Christine Colonna affirme de son côté que son frère « est plus que jamais déterminé à prouver son innocence. »
Elle dit attendre du procès que « la vérité éclate, que le scénario des événements soit clairement décortiqué, que l’on fasse la lumière sur certaines zones d’ombres, que l’on explique les gardes à vue, les déclarations et les rétractations de certaines personnes. »
Les avocats d’Yvan Colonna, Pascal Garbarini, Antoine Sollacaro, Gilles Simeoni et Yves Dehapiot, menacent pour leur part de déposer plainte contre Claude Guéant si l’homme de confiance de Nicolas Sarkozy refuse de venir témoigner au procès (ils ont envoyé une citation par l’intermédiaire d’un huissier de justice, qui l’a remise vendredi à un garde à l’Elysée)
Interrogé sur cette demande, David Martinon, porte-parole de Nicolas Sarkozy, a indiqué que l’Elysée ne faisait aucun commentaire sur les questions de justice.
La défense s’appuie sur un article du magazine Le Point qui affirme que Claude Guéant a convoqué à l’Elysée fin octobre Roger Marion, ancien patron de la police antiterroriste et témoin-clef de l’audience, pour évoquer sa déposition au procès.
« C’est complètement illicite et c’est encore une fois attentatoire à la loyauté des débats et aux droits de la défense. M. Roger Marion est convoqué par sa hiérarchie et on peut imaginer que des pressions ont pu être exercées. C’est attentatoire à la séparation des pouvoirs », a dit Pascal Garbarini dimanche à Reuters.
Roger Marion, qui dirigeait l’enquête, en qualité de patron de la Division nationale antiterroriste (DNAT), sur l’assassinat du préfet Erignac, a été mis à l’écart et orienté vers une carrière préfectorale par Nicolas Sarkozy lorsque ce dernier est arrivé place Beauvau en 2002. Il est aujourd’hui affecté à l’Inspection générale de l’administration.

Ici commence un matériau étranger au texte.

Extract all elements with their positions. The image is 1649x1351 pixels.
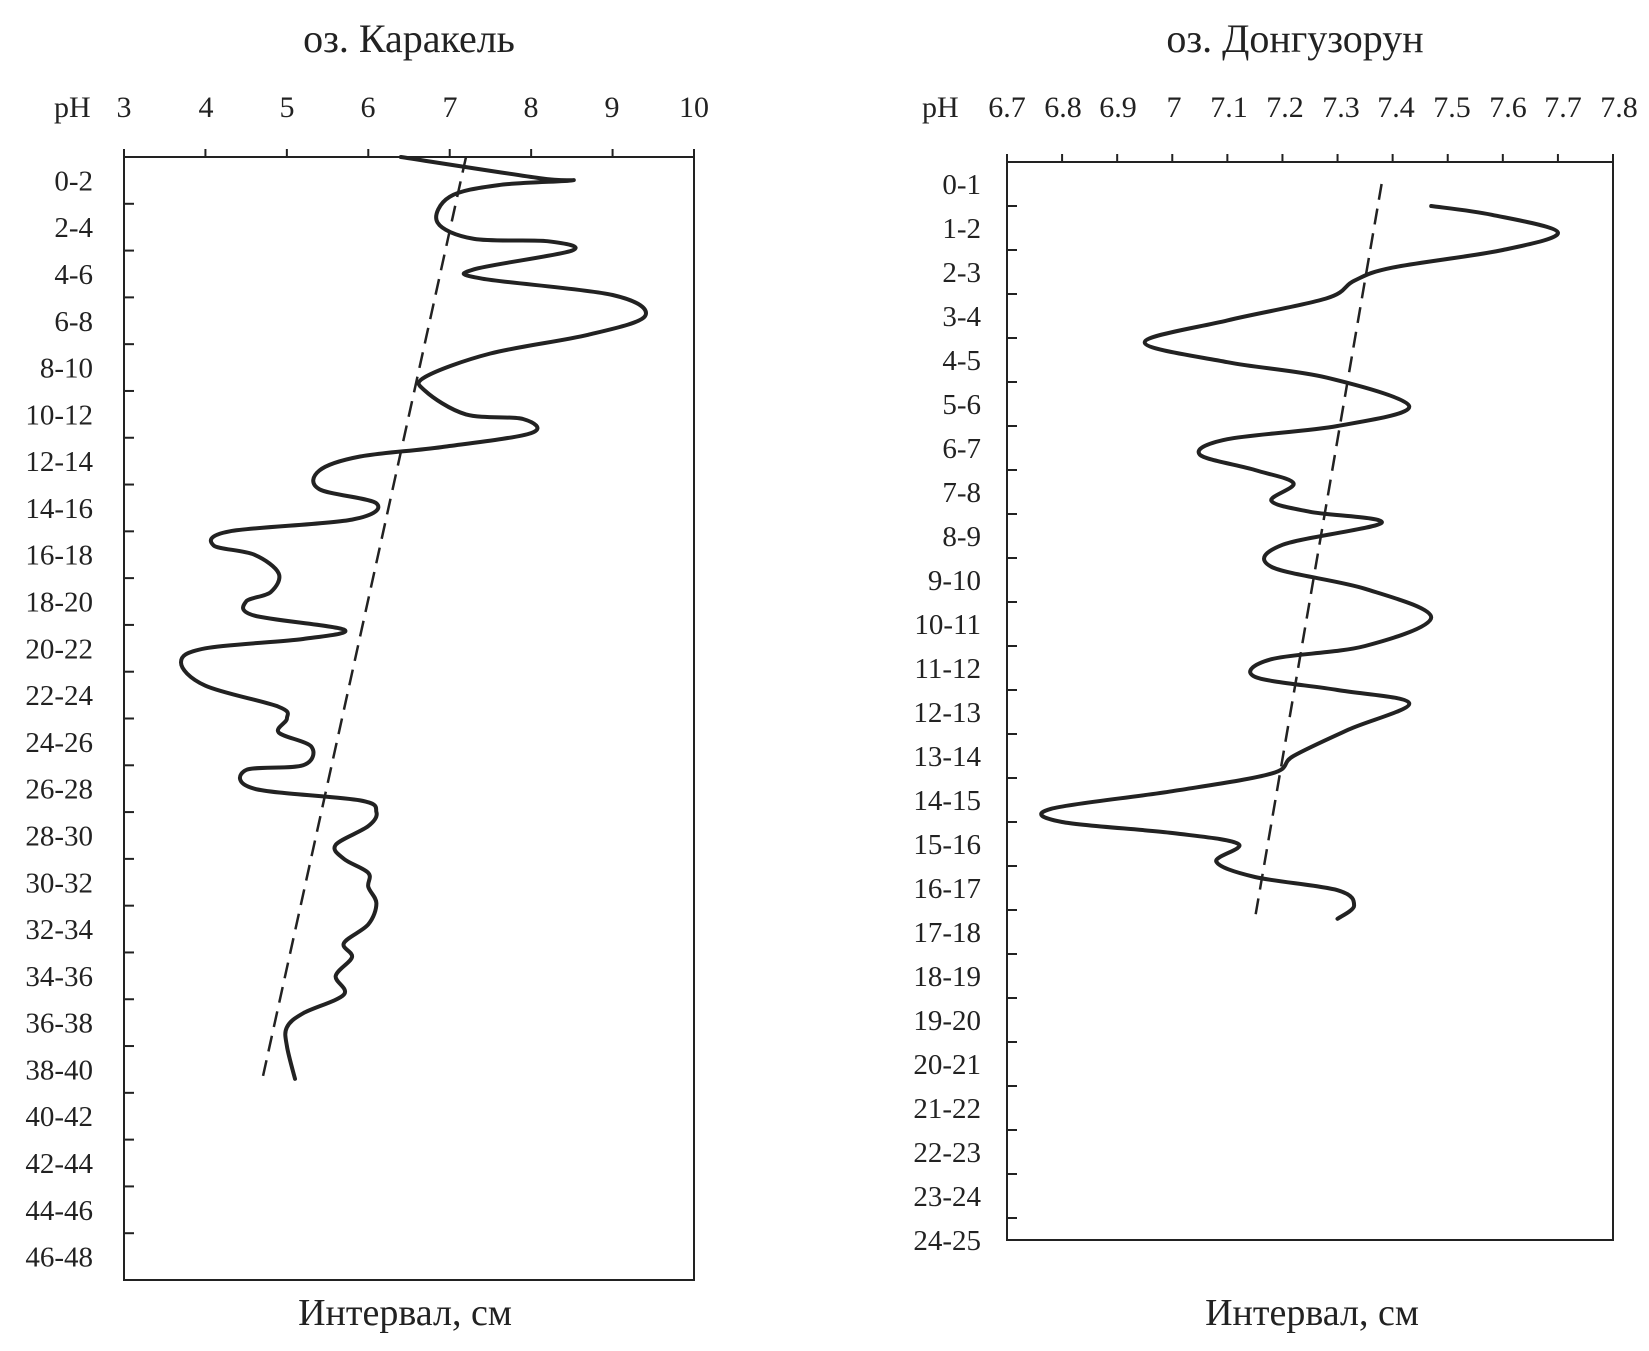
- x-axis-prefix: pH: [54, 91, 91, 124]
- category-label: 44-46: [25, 1195, 93, 1227]
- ph-profile-line: [179, 155, 648, 1081]
- x-tick-label: 7.2: [1266, 91, 1304, 124]
- x-tick-label: 5: [280, 91, 295, 124]
- plot-area: 0-1 1-2 2-3 3-4 4-5 5-6 6-7 7-8 8-9 9-10 10-11 11-1…: [913, 154, 1614, 1257]
- x-tick-label: 6.8: [1044, 91, 1082, 124]
- chart-title: оз. Каракель: [303, 16, 515, 61]
- category-label: 3-4: [942, 301, 981, 333]
- category-label: 4-5: [942, 345, 981, 377]
- category-label: 1-2: [942, 213, 981, 245]
- category-label: 20-22: [25, 633, 93, 665]
- category-label: 4-6: [54, 259, 93, 291]
- category-label: 14-15: [913, 785, 981, 817]
- x-tick-label: 7.3: [1322, 91, 1360, 124]
- category-label: 23-24: [913, 1181, 981, 1213]
- category-label: 26-28: [25, 774, 93, 806]
- x-tick-label: 7: [1167, 91, 1182, 124]
- category-label: 0-2: [54, 165, 93, 197]
- category-label: 7-8: [942, 477, 981, 509]
- category-label: 15-16: [913, 829, 981, 861]
- category-label: 16-17: [913, 873, 981, 905]
- category-label: 22-24: [25, 680, 93, 712]
- category-label: 8-9: [942, 521, 981, 553]
- ph-profile-line: [1039, 204, 1560, 921]
- plot-area: 0-2 2-4 4-6 6-8 8-10 10-12 12-14 14-16 16-18 18-2…: [25, 149, 695, 1281]
- axis-label: Интервал, см: [298, 1292, 512, 1334]
- category-label: 28-30: [25, 820, 93, 852]
- chart-karakel: оз. Каракель pH 3 4 5 6 7 8 9 10 0-2 2-4 4…: [25, 16, 709, 1334]
- x-tick-labels: 6.7 6.8 6.9 7 7.1 7.2 7.3 7.4 7.5 7.6 7.…: [988, 91, 1638, 124]
- chart-title: оз. Донгузорун: [1166, 16, 1423, 61]
- category-label: 17-18: [913, 917, 981, 949]
- category-label: 24-25: [913, 1225, 981, 1257]
- x-tick-labels: 3 4 5 6 7 8 9 10: [117, 91, 710, 124]
- trend-line: [1253, 183, 1383, 920]
- x-tick-label: 6.7: [988, 91, 1026, 124]
- x-tick-label: 7.1: [1210, 91, 1248, 124]
- x-tick-label: 4: [199, 91, 214, 124]
- x-tick-label: 7.6: [1489, 91, 1527, 124]
- category-label: 20-21: [913, 1049, 981, 1081]
- category-label: 6-7: [942, 433, 981, 465]
- x-tick-label: 7.4: [1377, 91, 1415, 124]
- category-label: 5-6: [942, 389, 981, 421]
- x-tick-label: 6: [361, 91, 376, 124]
- axis-label: Интервал, см: [1205, 1292, 1419, 1334]
- category-label: 16-18: [25, 540, 93, 572]
- category-label: 12-13: [913, 697, 981, 729]
- category-label: 8-10: [40, 353, 93, 385]
- x-tick-label: 6.9: [1099, 91, 1137, 124]
- x-tick-label: 8: [524, 91, 539, 124]
- category-label: 2-4: [54, 212, 93, 244]
- x-tick-label: 7.5: [1433, 91, 1471, 124]
- category-label: 14-16: [25, 493, 93, 525]
- category-label: 42-44: [25, 1148, 93, 1180]
- category-label: 19-20: [913, 1005, 981, 1037]
- category-label: 40-42: [25, 1101, 93, 1133]
- x-axis-prefix: pH: [922, 91, 959, 124]
- category-label: 18-20: [25, 587, 93, 619]
- category-label: 30-32: [25, 867, 93, 899]
- x-tick-label: 3: [117, 91, 132, 124]
- category-label: 22-23: [913, 1137, 981, 1169]
- category-label: 46-48: [25, 1242, 93, 1274]
- category-label: 6-8: [54, 306, 93, 338]
- category-label: 2-3: [942, 257, 981, 289]
- category-label: 36-38: [25, 1008, 93, 1040]
- category-label: 10-12: [25, 399, 93, 431]
- x-tick-label: 7.7: [1544, 91, 1582, 124]
- category-label: 18-19: [913, 961, 981, 993]
- trend-line: [261, 156, 468, 1080]
- category-label: 10-11: [914, 609, 981, 641]
- x-tick-label: 10: [679, 91, 709, 124]
- plot-frame: [123, 156, 695, 1281]
- category-label: 34-36: [25, 961, 93, 993]
- category-label: 0-1: [942, 169, 981, 201]
- category-label: 32-34: [25, 914, 93, 946]
- category-label: 12-14: [25, 446, 93, 478]
- x-tick-label: 7.8: [1600, 91, 1638, 124]
- category-label: 11-12: [914, 653, 981, 685]
- chart-donguzorun: оз. Донгузорун pH 6.7 6.8 6.9 7 7.1 7.2 …: [913, 16, 1637, 1334]
- x-tick-label: 9: [605, 91, 620, 124]
- category-label: 24-26: [25, 727, 93, 759]
- category-label: 21-22: [913, 1093, 981, 1125]
- plot-frame: [1006, 161, 1614, 1241]
- x-tick-label: 7: [443, 91, 458, 124]
- category-label: 9-10: [928, 565, 981, 597]
- category-label: 38-40: [25, 1054, 93, 1086]
- category-label: 13-14: [913, 741, 981, 773]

Le site backchich publie aujourd’hui un article sur les premières épreuves du livre de Roger Marion, patron de l’anti terrorisme au moment des faits et tombé en disgrâce depuis. Et le bon Roger, surnommé par ses troupes « Eagle Four » ( parce qu’ « il-gueule-fort »), n’a jamais eu la réputation de macher ses mots. Ce qu’il admet lui même puisque son bouquin s’intitule justement… « Eagle Four ». La thèse que ce grand flic défend dans ce brûlot, qui devrait être dans toutes les librairies le 22 novembre, est explosive : rien, écrit-il en substance, ne confirme, ni n’infirme, la culpabilité d’Yvan Colonna.